Just curious though: what motivated you to start with that particular integral?

- 3 years, 2 months ago

This is amazing!!!

- 3 years, 2 months ago

wow Ingenious .. and much impressive ! You have really genius brain . I'am much impress with your skills ! Hat's off

- 2 years, 11 months ago

Nicely Done $$\ddot\smile$$

- 3 years, 2 months ago

Is this an original proof? If not, where did you get the proof from? It is a remarkable and elegant one.

- 3 years, 1 month ago

It is an original proof.

- 3 years, 1 month ago

That's wonderful! If you find analogues for $$2n$$ please do share with us.

- 3 years, 1 month ago

Hi dude , can't help but smile when I see your Profile pic xd .

Just curious to know why you changed your profile pic ?

- 3 years, 1 month ago

Its a superb proof.

- 2 years, 11 months ago

wow ! ..... imaginary part must be zero ...... i would have been foolish enough to leave it seeing that we got a unreal value .... its great tht u carried it over ........ i learned from this :) ...... thanks for a beautiful derivation

- 3 years ago

Hi Ronak , is your B'day on the 16th of March ?

- 3 years, 1 month ago

Nope on 16th March Result of INCHO will be announced. I am very much excited for that.

- 3 years, 1 month ago

Ok , so when is your B'day then ?

- 3 years, 1 month ago

15th July.

- 3 years, 1 month ago

My birthday is on 14th July!!! @Ronak Agarwal

- 3 years, 1 month ago

Ok , thanks :)

- 3 years, 1 month ago

Can this be done? -

$$\displaystyle I=\int _{ 0 }^{ \pi /2 }{ ln^2(cos(x))dx }$$ if yes, can this also - $$\displaystyle I=\int _{ 0 }^{ \pi /2 }{ ln^n(cos(x))dx }$$ $$n \to N$$

- 3 years, 1 month ago

Yes this can be done I will be posting this as a problem soon.

- 3 years, 1 month ago

Comment deleted Feb 23, 2015

As @Ronak Agarwal said, there is no closed form for $$\zeta(3),$$ and there isn't a closed form for any $$\zeta(2k+1)$$ given positive integer $$k$$.
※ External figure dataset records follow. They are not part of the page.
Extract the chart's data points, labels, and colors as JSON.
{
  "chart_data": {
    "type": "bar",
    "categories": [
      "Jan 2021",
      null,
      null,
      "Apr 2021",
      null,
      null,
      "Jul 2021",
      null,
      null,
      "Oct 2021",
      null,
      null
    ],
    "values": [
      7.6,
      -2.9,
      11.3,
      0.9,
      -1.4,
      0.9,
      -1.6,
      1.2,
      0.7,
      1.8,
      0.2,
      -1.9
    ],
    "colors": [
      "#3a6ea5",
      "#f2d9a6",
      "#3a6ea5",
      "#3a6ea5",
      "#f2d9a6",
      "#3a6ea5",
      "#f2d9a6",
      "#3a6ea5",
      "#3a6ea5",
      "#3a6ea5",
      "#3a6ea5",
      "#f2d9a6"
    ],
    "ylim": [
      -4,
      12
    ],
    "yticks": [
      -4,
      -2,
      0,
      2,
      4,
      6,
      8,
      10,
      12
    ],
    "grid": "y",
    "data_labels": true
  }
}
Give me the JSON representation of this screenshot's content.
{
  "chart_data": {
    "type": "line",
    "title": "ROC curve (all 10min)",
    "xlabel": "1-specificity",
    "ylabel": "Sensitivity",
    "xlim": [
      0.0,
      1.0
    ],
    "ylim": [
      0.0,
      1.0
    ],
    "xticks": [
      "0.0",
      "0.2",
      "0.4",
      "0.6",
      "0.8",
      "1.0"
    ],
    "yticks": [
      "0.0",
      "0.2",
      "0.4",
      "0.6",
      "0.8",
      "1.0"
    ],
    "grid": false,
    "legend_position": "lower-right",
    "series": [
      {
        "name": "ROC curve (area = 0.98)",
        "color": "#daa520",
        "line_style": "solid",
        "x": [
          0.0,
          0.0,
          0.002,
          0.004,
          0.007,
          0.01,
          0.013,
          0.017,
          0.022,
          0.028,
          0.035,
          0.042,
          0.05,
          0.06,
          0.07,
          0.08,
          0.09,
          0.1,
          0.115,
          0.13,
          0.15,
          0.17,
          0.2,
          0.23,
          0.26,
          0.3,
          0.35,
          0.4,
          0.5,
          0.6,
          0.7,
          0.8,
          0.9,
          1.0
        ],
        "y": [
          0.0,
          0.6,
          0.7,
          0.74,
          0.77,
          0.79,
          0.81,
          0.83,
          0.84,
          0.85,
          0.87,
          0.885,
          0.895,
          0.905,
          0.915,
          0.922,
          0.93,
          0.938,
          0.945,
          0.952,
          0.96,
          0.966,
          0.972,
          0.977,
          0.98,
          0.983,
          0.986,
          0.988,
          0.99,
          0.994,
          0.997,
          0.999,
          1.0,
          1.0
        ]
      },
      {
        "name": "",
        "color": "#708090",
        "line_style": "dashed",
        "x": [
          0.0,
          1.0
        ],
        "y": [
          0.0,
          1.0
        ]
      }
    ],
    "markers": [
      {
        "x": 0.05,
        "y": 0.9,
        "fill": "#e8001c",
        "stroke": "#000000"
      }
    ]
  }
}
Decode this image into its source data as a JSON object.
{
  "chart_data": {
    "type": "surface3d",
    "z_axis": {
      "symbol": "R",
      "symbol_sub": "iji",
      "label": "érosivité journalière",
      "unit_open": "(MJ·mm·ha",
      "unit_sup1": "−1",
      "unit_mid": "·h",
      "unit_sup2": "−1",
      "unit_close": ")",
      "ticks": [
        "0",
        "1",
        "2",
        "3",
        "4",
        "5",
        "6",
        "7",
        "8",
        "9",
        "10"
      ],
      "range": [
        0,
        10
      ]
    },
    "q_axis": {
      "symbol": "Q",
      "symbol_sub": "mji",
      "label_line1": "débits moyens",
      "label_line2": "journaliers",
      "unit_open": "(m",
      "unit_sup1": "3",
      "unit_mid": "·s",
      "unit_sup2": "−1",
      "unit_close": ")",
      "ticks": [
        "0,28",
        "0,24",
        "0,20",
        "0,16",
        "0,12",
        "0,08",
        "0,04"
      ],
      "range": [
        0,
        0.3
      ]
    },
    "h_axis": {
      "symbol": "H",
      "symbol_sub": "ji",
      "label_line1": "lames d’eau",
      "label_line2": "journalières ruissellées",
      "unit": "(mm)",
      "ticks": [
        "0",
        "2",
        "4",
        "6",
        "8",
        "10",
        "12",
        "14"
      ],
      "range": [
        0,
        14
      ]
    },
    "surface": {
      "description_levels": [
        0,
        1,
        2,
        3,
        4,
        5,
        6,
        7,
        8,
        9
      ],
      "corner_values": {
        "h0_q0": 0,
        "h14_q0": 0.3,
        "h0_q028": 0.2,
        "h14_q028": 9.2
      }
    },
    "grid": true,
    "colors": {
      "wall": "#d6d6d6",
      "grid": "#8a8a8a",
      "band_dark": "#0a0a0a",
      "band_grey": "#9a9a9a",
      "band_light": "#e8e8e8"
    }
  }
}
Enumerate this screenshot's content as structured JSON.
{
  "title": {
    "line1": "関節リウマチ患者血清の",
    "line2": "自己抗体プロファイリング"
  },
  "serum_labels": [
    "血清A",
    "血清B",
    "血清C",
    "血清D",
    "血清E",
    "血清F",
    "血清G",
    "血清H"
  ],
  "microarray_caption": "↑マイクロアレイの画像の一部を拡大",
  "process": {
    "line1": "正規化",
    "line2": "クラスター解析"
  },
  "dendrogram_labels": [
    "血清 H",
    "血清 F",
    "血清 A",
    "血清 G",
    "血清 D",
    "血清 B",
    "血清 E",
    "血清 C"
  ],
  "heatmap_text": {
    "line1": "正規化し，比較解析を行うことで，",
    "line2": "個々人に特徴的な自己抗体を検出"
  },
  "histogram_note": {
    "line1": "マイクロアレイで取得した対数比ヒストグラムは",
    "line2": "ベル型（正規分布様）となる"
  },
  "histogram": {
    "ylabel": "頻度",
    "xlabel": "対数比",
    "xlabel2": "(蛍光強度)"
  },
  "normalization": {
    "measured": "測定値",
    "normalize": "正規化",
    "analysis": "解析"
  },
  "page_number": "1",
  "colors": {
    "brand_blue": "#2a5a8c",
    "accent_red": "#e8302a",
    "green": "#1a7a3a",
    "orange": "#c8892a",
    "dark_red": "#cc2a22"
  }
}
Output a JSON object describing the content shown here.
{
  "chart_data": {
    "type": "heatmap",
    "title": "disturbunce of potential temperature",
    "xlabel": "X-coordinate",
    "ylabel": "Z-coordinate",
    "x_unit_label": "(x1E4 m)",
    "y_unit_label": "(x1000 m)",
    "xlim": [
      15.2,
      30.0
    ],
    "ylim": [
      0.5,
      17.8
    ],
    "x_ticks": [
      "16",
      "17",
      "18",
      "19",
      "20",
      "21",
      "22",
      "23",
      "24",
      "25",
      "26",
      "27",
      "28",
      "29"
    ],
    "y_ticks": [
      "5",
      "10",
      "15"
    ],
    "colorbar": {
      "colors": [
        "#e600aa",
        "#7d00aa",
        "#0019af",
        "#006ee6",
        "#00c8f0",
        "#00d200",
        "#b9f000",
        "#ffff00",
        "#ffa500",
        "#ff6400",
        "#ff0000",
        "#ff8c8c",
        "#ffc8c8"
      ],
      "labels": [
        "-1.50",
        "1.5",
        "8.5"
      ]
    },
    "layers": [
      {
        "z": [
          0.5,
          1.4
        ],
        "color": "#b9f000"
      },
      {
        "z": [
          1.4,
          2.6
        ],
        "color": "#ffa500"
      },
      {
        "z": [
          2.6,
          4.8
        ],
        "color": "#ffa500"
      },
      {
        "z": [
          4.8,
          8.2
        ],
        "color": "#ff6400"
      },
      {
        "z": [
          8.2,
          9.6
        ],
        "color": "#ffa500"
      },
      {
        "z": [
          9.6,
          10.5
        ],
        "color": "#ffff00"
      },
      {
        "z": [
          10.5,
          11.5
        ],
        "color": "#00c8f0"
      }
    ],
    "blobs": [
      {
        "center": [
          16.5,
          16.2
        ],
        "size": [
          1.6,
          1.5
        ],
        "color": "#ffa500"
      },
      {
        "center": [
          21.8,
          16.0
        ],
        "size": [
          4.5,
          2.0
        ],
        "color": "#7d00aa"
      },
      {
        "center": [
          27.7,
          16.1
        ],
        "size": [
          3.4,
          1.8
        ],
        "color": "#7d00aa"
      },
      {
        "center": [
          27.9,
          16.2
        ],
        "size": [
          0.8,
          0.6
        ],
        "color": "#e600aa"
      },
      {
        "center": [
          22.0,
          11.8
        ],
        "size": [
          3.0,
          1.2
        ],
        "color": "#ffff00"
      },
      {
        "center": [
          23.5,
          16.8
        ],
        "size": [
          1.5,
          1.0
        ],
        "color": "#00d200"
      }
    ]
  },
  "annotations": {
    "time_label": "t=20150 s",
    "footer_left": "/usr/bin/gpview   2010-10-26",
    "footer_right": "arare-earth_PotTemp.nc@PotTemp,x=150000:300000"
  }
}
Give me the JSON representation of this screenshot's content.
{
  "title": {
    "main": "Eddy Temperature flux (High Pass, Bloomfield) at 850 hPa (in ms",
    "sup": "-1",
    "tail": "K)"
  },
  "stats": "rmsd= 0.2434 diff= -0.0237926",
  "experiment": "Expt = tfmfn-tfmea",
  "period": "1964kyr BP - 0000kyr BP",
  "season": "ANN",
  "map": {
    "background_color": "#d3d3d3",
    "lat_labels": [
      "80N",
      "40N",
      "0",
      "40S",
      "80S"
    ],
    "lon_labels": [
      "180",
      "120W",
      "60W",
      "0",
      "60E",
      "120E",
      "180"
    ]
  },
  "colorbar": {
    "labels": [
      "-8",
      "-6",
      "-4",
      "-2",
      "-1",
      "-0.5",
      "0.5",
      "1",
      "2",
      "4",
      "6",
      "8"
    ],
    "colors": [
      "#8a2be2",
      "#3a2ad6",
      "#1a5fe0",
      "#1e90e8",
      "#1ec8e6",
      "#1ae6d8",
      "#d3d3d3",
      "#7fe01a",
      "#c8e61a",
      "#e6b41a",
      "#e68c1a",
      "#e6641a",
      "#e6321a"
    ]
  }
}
An interesting result I found a while back is that all of the $$\zeta(2k)$$ values with all of their $$\pi^{2k}$$ numerators and strange denominators can be manipulated to sum to a nice result: $\sum_{k=1}^\infty(\zeta(2k)-1)=\dfrac{3}{4}$ It just goes to show how looking at a problem from a new perspective can lead you to a surprisingly simple result.

- 3 years, 2 months ago

I believe it must be $$\dfrac{3}{4}$$ , I think you have quoted the wrong value as you can see $$\zeta{(2)}-1=\dfrac{{\pi}^{2}}{6} -1 > 0.5$$

- 3 years, 2 months ago

Oops, I misremembered the value. Thanks for the catch.

- 3 years, 2 months ago

Ha Ha Ha!!! you know very well that till date no such closed form of $$\zeta{(3)}$$ has been found

- 3 years, 2 months ago

Wow wonderful !

- 2 years, 9 months ago

@Ronak Agarwal Could you tell me when can we change the order of summation and integration.

- 3 years, 2 months ago